Decisão Texto Parcial:


Acordam, em conferência, os juízes do Tribunal da Relação de Lisboa: -Relatório: No âmbito dos autos de Instrução supra id., que correm termos pela Comarca de Lisboa Oeste, Sintra, Instância Central – ...ª Secção de Instrução Criminal – J..., em que é arguido J, com os demais sinais dos autos, foi proferido despacho a declarar nulo o inquérito, por falta de promoção, declarando-se, em consequência inválido o despacho de encerramento do inquérito e dos termos subsequentes.

Inconformado com o teor de tal decisão interpôs o MP o presente recurso pedindo a revogação daquela e a sua substituição por outra que pronuncie o arguido pelos factos constantes da acusação.

Apresentou para tal as seguintes conclusões: No caso dos autos entendeu a Srª Juiz de Instrução que o Ministério Público ignorou a factualidade suscetível de integrar a prática de um crime de tráfico de estupefacientes, não tendo proferido quanto a este ilícito despacho de acusação ou de arquivamento, razão pela qual considerou estar verificada a nulidade prevista na al.b) do art. 119°, do CPP e, em consequência, declarou nulo o inquérito e inválido o despacho de encerramento do inquérito, tendo ordenado a remessa dos autos ao Ministério Público.
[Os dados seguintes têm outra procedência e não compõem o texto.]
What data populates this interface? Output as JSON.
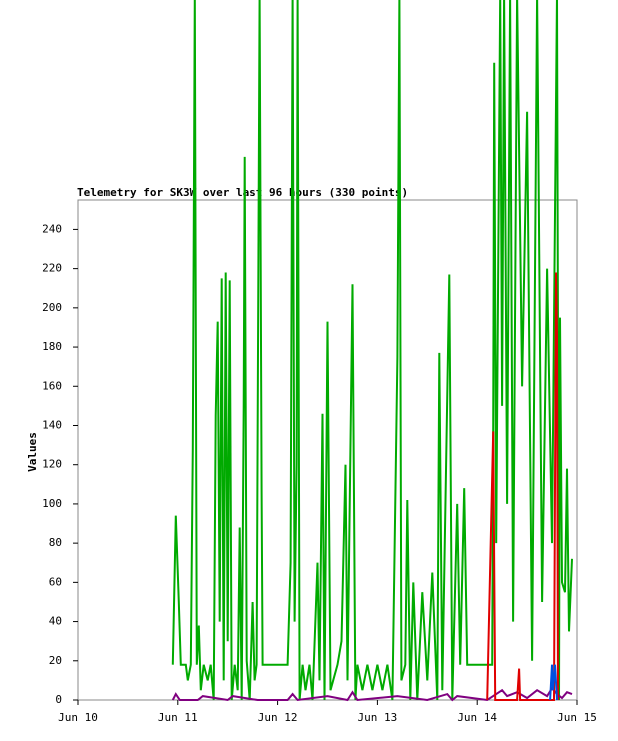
{
  "chart_data": {
    "type": "line",
    "title": "Telemetry for SK3W over last 96 hours (330 points)",
    "y_label": "Values",
    "xlim": [
      0,
      5
    ],
    "xticks": [
      {
        "value": 0,
        "label": "Jun 10"
      },
      {
        "value": 1,
        "label": "Jun 11"
      },
      {
        "value": 2,
        "label": "Jun 12"
      },
      {
        "value": 3,
        "label": "Jun 13"
      },
      {
        "value": 4,
        "label": "Jun 14"
      },
      {
        "value": 5,
        "label": "Jun 15"
      }
    ],
    "ylim": [
      0,
      255
    ],
    "yticks": [
      0,
      20,
      40,
      60,
      80,
      100,
      120,
      140,
      160,
      180,
      200,
      220,
      240
    ],
    "series": [
      {
        "name": "green",
        "color": "#00aa00",
        "x": [
          0.95,
          0.98,
          1.01,
          1.03,
          1.08,
          1.1,
          1.13,
          1.15,
          1.17,
          1.19,
          1.21,
          1.23,
          1.26,
          1.3,
          1.33,
          1.36,
          1.38,
          1.4,
          1.42,
          1.44,
          1.46,
          1.48,
          1.5,
          1.52,
          1.54,
          1.57,
          1.6,
          1.62,
          1.64,
          1.66,
          1.67,
          1.69,
          1.72,
          1.75,
          1.77,
          1.79,
          1.82,
          1.84,
          1.85,
          2.1,
          2.13,
          2.15,
          2.17,
          2.19,
          2.2,
          2.22,
          2.25,
          2.28,
          2.32,
          2.35,
          2.4,
          2.42,
          2.45,
          2.47,
          2.5,
          2.53,
          2.6,
          2.64,
          2.68,
          2.7,
          2.75,
          2.78,
          2.8,
          2.85,
          2.9,
          2.95,
          3.0,
          3.05,
          3.1,
          3.15,
          3.2,
          3.22,
          3.24,
          3.28,
          3.3,
          3.33,
          3.36,
          3.4,
          3.45,
          3.5,
          3.55,
          3.6,
          3.62,
          3.65,
          3.72,
          3.75,
          3.8,
          3.83,
          3.87,
          3.9,
          4.15,
          4.16,
          4.17,
          4.19,
          4.23,
          4.25,
          4.27,
          4.3,
          4.33,
          4.36,
          4.4,
          4.45,
          4.5,
          4.55,
          4.6,
          4.65,
          4.7,
          4.75,
          4.8,
          4.82,
          4.83,
          4.85,
          4.88,
          4.9,
          4.92,
          4.95
        ],
        "values": [
          18,
          94,
          50,
          18,
          18,
          10,
          18,
          128,
          360,
          18,
          38,
          5,
          18,
          10,
          18,
          0,
          145,
          193,
          40,
          215,
          10,
          218,
          30,
          214,
          0,
          18,
          5,
          88,
          0,
          150,
          277,
          20,
          0,
          50,
          10,
          18,
          360,
          106,
          18,
          18,
          70,
          360,
          40,
          120,
          360,
          0,
          18,
          5,
          18,
          0,
          70,
          10,
          146,
          0,
          193,
          5,
          18,
          30,
          120,
          10,
          212,
          0,
          18,
          5,
          18,
          5,
          18,
          5,
          18,
          0,
          175,
          360,
          10,
          18,
          102,
          0,
          60,
          0,
          55,
          10,
          65,
          0,
          177,
          5,
          217,
          0,
          100,
          18,
          108,
          18,
          18,
          137,
          325,
          80,
          360,
          150,
          360,
          100,
          360,
          40,
          360,
          160,
          300,
          20,
          360,
          50,
          220,
          80,
          360,
          0,
          195,
          60,
          55,
          118,
          35,
          72
        ]
      },
      {
        "name": "purple",
        "color": "#800080",
        "x": [
          0.95,
          0.98,
          1.02,
          1.2,
          1.25,
          1.5,
          1.55,
          1.8,
          2.1,
          2.15,
          2.2,
          2.5,
          2.7,
          2.75,
          2.8,
          3.2,
          3.5,
          3.7,
          3.75,
          3.8,
          4.1,
          4.25,
          4.3,
          4.4,
          4.5,
          4.6,
          4.7,
          4.75,
          4.8,
          4.85,
          4.9,
          4.95
        ],
        "values": [
          0,
          3,
          0,
          0,
          2,
          0,
          2,
          0,
          0,
          3,
          0,
          2,
          0,
          4,
          0,
          2,
          0,
          3,
          0,
          2,
          0,
          5,
          2,
          4,
          1,
          5,
          2,
          6,
          3,
          1,
          4,
          3
        ]
      },
      {
        "name": "red",
        "color": "#e00000",
        "x": [
          4.1,
          4.16,
          4.18,
          4.4,
          4.42,
          4.43,
          4.77,
          4.79,
          4.8,
          4.81
        ],
        "values": [
          0,
          137,
          0,
          0,
          16,
          0,
          0,
          218,
          185,
          0
        ]
      },
      {
        "name": "blue",
        "color": "#0050e0",
        "x": [
          4.73,
          4.75,
          4.76,
          4.78,
          4.8
        ],
        "values": [
          0,
          18,
          5,
          18,
          0
        ]
      }
    ]
  }
}
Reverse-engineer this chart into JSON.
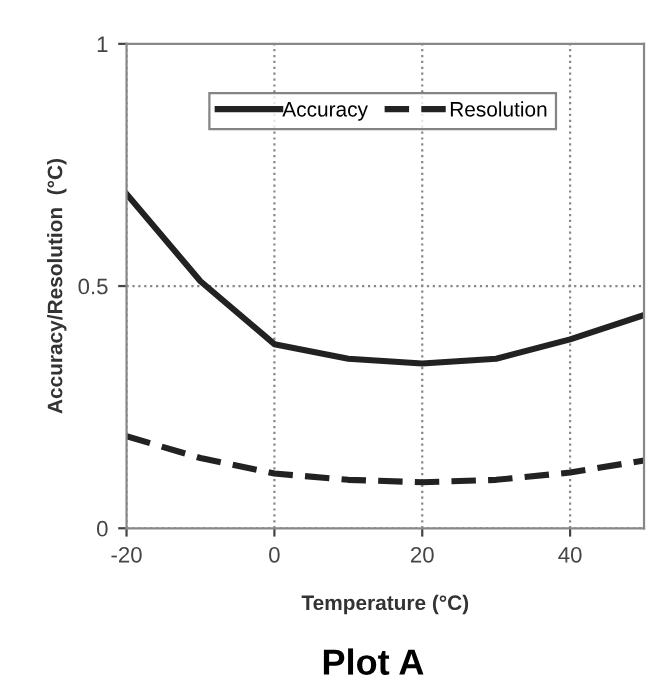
{
  "chart_data": {
    "type": "line",
    "title": "Plot A",
    "xlabel": "Temperature (°C)",
    "ylabel": "Accuracy/Resolution  (°C)",
    "x": [
      -20,
      -10,
      0,
      10,
      20,
      30,
      40,
      50
    ],
    "series": [
      {
        "name": "Accuracy",
        "color": "#222222",
        "line_style": "solid",
        "values": [
          0.69,
          0.51,
          0.38,
          0.35,
          0.34,
          0.35,
          0.39,
          0.44
        ]
      },
      {
        "name": "Resolution",
        "color": "#222222",
        "line_style": "dashed",
        "values": [
          0.19,
          0.145,
          0.113,
          0.1,
          0.095,
          0.1,
          0.115,
          0.14
        ]
      }
    ],
    "xlim": [
      -20,
      50
    ],
    "ylim": [
      0,
      1
    ],
    "xticks": [
      -20,
      0,
      20,
      40
    ],
    "yticks": [
      0,
      0.5,
      1
    ],
    "grid": true,
    "legend": "top right",
    "marker": "none"
  }
}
Os factos a que alude a Srª Juiz são os que se encontram descritos nos pontos 7 e 8 da acusação, aos quais o Ministério Público atribuiu uma outra qualificação jurídica, por entender que o desconhecimento absoluto sobre as características do produto em causa é impeditivo da verificação do crime de tráfico de estupefacientes.

Sendo este o entendimento do Ministério Público, como titular da ação penal, não pode a Sr. Juiz, sob a capa de uma pretensa nulidade do inquérito, devolver o processo ao Ministério Público, fazendo-o regressar à fase de inquérito.

A discordância da Srª Juiz sobre a qualificação jurídica dada aos factos não lhe permite a devolução do processo ao Ministério Público para que seja tido em conta um tipo de ilícito que, na sua opinião, deveria ter sido considerado.

E ao Ministério Público que cabe a direção do inquérito e a definição do objeto do processo através da acusação, não podendo nunca estar sujeito às ordens do juiz de instrução ou de julgamento.

O entendimento perfilhado no despacho aqui em análise constitui uma flagrante violação da estrutura acusatória do nosso processo penal e que encontra consagração constitucional no art. 32° n°5 da Lei Fundamental.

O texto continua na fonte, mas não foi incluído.